L’appelante soutient également, au visa de l’article 834 du Code de procédure civile, qu’il existait une contestation sérieuse s’agissant de l’ouverture des locaux, relevant :
que selon les termes du bail, le preneur doit tenir toujours les locaux ouverts, ce qui ne saurait s’entendre d’une ouverture 24 heure sur 24 et 7 jours sur 7 ;
que le mot « toujours » n’étant ni précis, ni clair, ni sans équivoque, la société [Adresse 5] considère qu’au regard de l’absence de précision expresse quant aux dates et heures d’ouverture, elle est entièrement libre d’exploiter son commerce comme bon lui semble et de l’ouvrir aux horaires et jours qui lui conviennent ;
qu’en réalité, aucune règle portant sur des dates et heures d’ouverture n’existe pour les pharmacie, profession réglementée, la seule obligatoire qui pèse sur un pharmacien étant d’être titulaire d’une seule pharmacie et de l’exploiter personnellement ;
Elle fait valoir qu’il existait aussi une contestation sérieuse concernant l’exploitation réelle des locaux, observant :
que le juge des référés a considéré à tort que les locaux n’étaient pas exploités par la société [Adresse 5] ;
qu’en effet, les locaux sont ouverts tous les lundis de 10h à 12h30 puis de 14h30 à 16h30, la pharmacie étant fermée au public pendant les vacances scolaires et une partie des congés d’été ;
que les constats d’huissier réalisés pour démontrer l’absence d’exploitation ont eu lieu soit en période de congé, soit un autre jour que le lundi et que pour démontrer l’absence d’exploitation, le juge des référés ne s’est basé que sur un seul constat d’huissier du 17 janvier 2021, jour de fermeture exceptionnelle de la pharmacie ;
que les constats d’huissier qu’elle produit aux débats démontrent au contraire la présence de stocks et d’un magasin bien achalandé ;
que la réalisation d’un chiffre d’affaires et la présence d’un stock suffisants, ce qui est le cas en l’espèce, permettent, à elles seules, de justifier d’une exploitation continue du fonds de commerce de pharmacie par la société locataire.

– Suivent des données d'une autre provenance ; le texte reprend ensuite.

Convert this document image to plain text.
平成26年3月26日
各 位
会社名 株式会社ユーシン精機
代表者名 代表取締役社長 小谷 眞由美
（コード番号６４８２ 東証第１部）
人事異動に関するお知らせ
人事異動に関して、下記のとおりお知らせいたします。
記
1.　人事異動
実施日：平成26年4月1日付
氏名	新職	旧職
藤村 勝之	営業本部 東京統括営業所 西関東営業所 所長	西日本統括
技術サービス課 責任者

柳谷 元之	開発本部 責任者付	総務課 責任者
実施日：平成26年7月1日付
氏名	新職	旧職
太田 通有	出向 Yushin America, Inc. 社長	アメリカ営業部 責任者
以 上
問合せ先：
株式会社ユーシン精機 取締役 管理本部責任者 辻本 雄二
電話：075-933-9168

Elle ajoute que l’exploitation limité de la pharmacie est en réalité due aux difficultés liées à l’exercice de l’activité de pharmacie, qu’il y a eu en effet une difficulté liée au transfert de titularité en raison d’un désaccord entre les associés et également des difficultés liées au recrutement d’un pharmacien salarié.

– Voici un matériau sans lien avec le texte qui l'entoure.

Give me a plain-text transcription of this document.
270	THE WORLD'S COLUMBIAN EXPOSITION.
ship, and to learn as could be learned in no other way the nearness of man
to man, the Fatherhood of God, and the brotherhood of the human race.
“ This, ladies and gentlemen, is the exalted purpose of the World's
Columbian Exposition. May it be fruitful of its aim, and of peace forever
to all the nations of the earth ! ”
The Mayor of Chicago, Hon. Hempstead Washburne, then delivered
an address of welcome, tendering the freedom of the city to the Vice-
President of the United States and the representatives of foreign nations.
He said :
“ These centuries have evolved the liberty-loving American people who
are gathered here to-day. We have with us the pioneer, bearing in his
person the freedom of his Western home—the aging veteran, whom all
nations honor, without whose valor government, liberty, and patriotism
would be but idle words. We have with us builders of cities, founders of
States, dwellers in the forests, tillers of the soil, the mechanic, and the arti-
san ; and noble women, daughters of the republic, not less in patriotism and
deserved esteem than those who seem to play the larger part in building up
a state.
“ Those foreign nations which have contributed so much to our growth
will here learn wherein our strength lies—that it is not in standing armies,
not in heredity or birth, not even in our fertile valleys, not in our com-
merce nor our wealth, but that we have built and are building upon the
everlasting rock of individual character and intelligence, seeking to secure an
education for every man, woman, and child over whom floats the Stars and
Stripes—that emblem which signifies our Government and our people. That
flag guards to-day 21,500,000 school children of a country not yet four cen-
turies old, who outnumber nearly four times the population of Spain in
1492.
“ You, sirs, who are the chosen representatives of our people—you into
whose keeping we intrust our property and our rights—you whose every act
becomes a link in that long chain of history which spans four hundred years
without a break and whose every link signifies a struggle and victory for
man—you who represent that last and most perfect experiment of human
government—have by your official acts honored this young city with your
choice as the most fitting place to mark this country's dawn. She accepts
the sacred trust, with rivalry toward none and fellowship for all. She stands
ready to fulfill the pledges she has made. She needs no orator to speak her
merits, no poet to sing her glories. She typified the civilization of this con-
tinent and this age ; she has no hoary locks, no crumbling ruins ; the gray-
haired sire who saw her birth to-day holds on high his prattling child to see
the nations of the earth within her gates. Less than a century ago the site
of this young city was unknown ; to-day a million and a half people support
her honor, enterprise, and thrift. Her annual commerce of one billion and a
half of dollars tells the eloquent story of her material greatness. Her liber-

Elle relève enfin, au visa de l’article 1104 alinéa 1 du Code civil, la mauvaise foi de la société Prestig’Immo qui s’oppose à ce que soit constaté l’acquisition de la clause résolutoire, en ce que :
elle a considéré qu’il suffisait d’une seule journée de fermeture, le 17 janvier 2022, pour que les défauts d’exploitation et de garnissement soient caractérisés, ce qui ne peut suffire à constater l’acquisition de la clause résolutoire ;
en outre, à la suite de la délivrance du commandement, la société [Adresse 5] a reçu la visite de tiers lui précisant que ce local serait bientôt à céder, et ce, libre de toute occupation ;
l’activité de vente de médicaments est réglementée et en cas de faillite d’une pharmacie, les médicaments stockés ne peuvent en aucun cas être revendus par le bailleur, celui ci ne pouvant dès lors se prévaloir d’un manquement du preneur à son obligation de garnissement du local pour garantir le bailleur des risques de non paiement de loyers puisqu’il ne dispose pas des autorisations pour vendre le stock de la pharmacie ;
en réalité, la société Prestig’Immo souhaite se séparer au plus vite de la société [Adresse 5] alors que celle-ci est parfaitement à jour du paiement de son loyer et charges, puisqu’elle aurait d’ores et déjà trouvé un repreneur.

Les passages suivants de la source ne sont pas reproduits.